Der Baggerführer

Von Felix Feigenwinter

Mit seiner Höllenmaschine verwandelte er die Schrebergärten hinter dem Verwaltungsgebäude innert weniger Tage in abgrundtiefe Erdlöcher. Einmal, es war ein kühler Herbsttag, fragte er zum  Fenster hinein, ob sie ihm einen Kaffee machen könne. Lachend erwiderte sie, ausnahmsweise, ja, aber sie sei nicht seine Serviertochter.

Seither kam Max jeden Morgen. Er plauderte mit ihr, und Frau Studer reichte ihm in einer Plastiktasse dampfenden Kaffee durch den Fensterrahmen. Sie bewunderte sein ungestümes und doch so zielstrebiges Wirken, staunte, mit welcher Fertigkeit er immer tiefere Löcher grub (insgeheim verglich sie ihn mit einem Maulwurf), mit welch' atemberaubender Schnelligkeit er sein Raupenfahrzeug knapp an den Abhängen vorbei zu den Lastwagen steuerte und seine Fracht mit subtilen Hebelbewegungen auf die Ladepritschen kippte, die Erde mit der Riesenschaufel noch zusätzlich tätschelte, bevor die schweren Autos davonfuhren. Max schien der König der Baustelle zu sein, aber er erinnerte sie auch an ein Kind, das im Sandkasten spielte. An späten Nachmittagen, nachdem er dem Bagger entstiegen war, betrachtete er händereibend und vergnügt vor sich hinpfeifend sein Tagewerk. Er öffnete eine neue Flasche Bier, einen Schoppen, den er auch während der Arbeit oft in der linken Hand hielt und an dem er von Zeit zu Zeit genüsslich nuckelte.

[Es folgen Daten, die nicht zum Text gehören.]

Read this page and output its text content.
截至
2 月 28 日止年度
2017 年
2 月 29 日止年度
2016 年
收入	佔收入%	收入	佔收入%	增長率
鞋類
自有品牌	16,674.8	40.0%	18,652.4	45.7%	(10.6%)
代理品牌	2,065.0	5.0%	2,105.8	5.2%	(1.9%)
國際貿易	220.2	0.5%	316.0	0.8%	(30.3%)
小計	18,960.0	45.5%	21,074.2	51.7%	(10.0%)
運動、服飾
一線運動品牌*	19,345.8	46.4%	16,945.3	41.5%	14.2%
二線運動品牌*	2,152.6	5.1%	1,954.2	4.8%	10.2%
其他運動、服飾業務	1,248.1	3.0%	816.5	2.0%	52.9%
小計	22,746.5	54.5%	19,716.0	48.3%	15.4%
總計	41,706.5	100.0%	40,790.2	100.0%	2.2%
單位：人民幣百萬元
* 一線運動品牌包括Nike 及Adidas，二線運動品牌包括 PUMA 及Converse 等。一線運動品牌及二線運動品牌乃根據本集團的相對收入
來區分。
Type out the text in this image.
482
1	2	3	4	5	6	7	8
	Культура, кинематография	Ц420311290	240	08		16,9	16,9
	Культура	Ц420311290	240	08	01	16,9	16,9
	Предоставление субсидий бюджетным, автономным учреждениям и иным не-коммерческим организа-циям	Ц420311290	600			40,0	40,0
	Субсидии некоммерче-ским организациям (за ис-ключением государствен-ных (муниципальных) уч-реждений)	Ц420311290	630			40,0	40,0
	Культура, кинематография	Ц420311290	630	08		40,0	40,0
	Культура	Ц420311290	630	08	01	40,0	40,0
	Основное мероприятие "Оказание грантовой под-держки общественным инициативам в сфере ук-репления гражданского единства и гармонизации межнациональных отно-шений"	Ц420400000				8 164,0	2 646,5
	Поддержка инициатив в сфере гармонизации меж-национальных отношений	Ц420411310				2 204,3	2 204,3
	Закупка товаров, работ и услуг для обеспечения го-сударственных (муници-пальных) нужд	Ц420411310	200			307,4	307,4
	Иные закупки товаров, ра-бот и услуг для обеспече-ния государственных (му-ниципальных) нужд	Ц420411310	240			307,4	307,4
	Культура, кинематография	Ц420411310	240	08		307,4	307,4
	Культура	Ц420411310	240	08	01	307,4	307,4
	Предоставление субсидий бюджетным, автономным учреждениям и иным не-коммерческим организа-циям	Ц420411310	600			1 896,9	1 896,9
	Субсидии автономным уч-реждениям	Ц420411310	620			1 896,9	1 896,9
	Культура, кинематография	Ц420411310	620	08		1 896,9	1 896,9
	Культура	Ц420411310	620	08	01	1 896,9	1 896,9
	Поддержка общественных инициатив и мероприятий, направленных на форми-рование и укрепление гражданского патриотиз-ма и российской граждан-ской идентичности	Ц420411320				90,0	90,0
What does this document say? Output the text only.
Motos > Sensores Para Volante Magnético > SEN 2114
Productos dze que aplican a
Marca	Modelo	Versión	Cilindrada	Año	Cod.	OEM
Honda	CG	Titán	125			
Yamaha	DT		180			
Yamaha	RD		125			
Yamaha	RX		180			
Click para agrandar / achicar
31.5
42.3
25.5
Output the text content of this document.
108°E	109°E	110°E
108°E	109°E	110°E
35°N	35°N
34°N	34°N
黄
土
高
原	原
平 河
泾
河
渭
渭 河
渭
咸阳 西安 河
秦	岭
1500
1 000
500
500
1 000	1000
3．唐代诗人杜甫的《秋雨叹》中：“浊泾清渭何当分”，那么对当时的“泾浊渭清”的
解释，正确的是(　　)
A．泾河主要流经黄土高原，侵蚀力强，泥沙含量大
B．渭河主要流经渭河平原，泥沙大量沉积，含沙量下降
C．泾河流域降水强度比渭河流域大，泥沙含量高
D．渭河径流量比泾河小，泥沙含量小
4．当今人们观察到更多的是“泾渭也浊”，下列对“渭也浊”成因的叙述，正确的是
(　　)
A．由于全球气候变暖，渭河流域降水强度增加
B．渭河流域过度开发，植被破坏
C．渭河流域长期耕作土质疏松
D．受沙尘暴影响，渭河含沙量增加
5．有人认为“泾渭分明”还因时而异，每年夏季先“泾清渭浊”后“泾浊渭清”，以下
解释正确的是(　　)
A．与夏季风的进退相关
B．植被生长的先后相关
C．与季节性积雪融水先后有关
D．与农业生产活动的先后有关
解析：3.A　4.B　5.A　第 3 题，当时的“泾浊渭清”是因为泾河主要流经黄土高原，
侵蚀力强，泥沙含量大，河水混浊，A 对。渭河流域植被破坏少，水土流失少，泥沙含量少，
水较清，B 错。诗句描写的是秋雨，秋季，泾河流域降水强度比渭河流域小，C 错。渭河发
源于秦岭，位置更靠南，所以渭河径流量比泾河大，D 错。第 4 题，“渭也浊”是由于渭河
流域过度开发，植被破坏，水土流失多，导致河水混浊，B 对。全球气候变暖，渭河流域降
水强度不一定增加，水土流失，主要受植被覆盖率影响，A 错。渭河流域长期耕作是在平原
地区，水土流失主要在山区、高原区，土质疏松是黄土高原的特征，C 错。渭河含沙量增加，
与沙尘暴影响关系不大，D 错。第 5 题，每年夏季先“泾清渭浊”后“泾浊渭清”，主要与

Eines Abends, es war tiefer November und draussen kalt und bereits dunkel, klopfte Max ans Bürofenster. Frau Studer öffnete es, und er fragte, ob sie am nächsten Wochenende schon etwas vorhabe. Nein, log sie; sie hatte beabsichtigt, einen Teppich zu kaufen und Vorhänge zu nähen. Am Freitagnachmittag nahm sie frei, und sie fuhr mit Max in eine für sie fremde Stadt. Hinter einer fahlen Nebeldecke hing die Sonne tief und bleich am blassgrauen Himmel; es schien, als ob sie erfroren wäre: Nicht einen Schimmer von Gelb oder Rot schien sie auszustrahlen. "Bleich wie der Mond", meinte Max, als er Frau Studers Staunen bemerkte.

Mit geheimnisvollem Lächeln führte Max Frau Studer in eine von gigantischen Scheinwerfern beleuchtete Riesenhalle, wo auf einem Holzoval buntgekleidete junge Männer auf Zweirädern um die Wette flitzten. Frau Studer versuchte, sich die Gesichter der Rennfahrer zu merken, aber mit den Sturzhelmen glichen sie einander. Max war besorgt, ihr die Regeln des Rennens zu erklären und den einen oder anderen der Akteure nahezubringen, und schliesslich erzählte er, einst habe er selber Velorennen gefahren, auch Siege gefeiert. Er bemühte sich um den Nachschub von Essen und Getränken, was Frau Studer zur Bemerkung veranlasste: "Du verwöhnst mich", aber Max witzelte: "Ich versuche, dir zu imponieren", und er stellte ihr ehemalige Radsportkameraden vor.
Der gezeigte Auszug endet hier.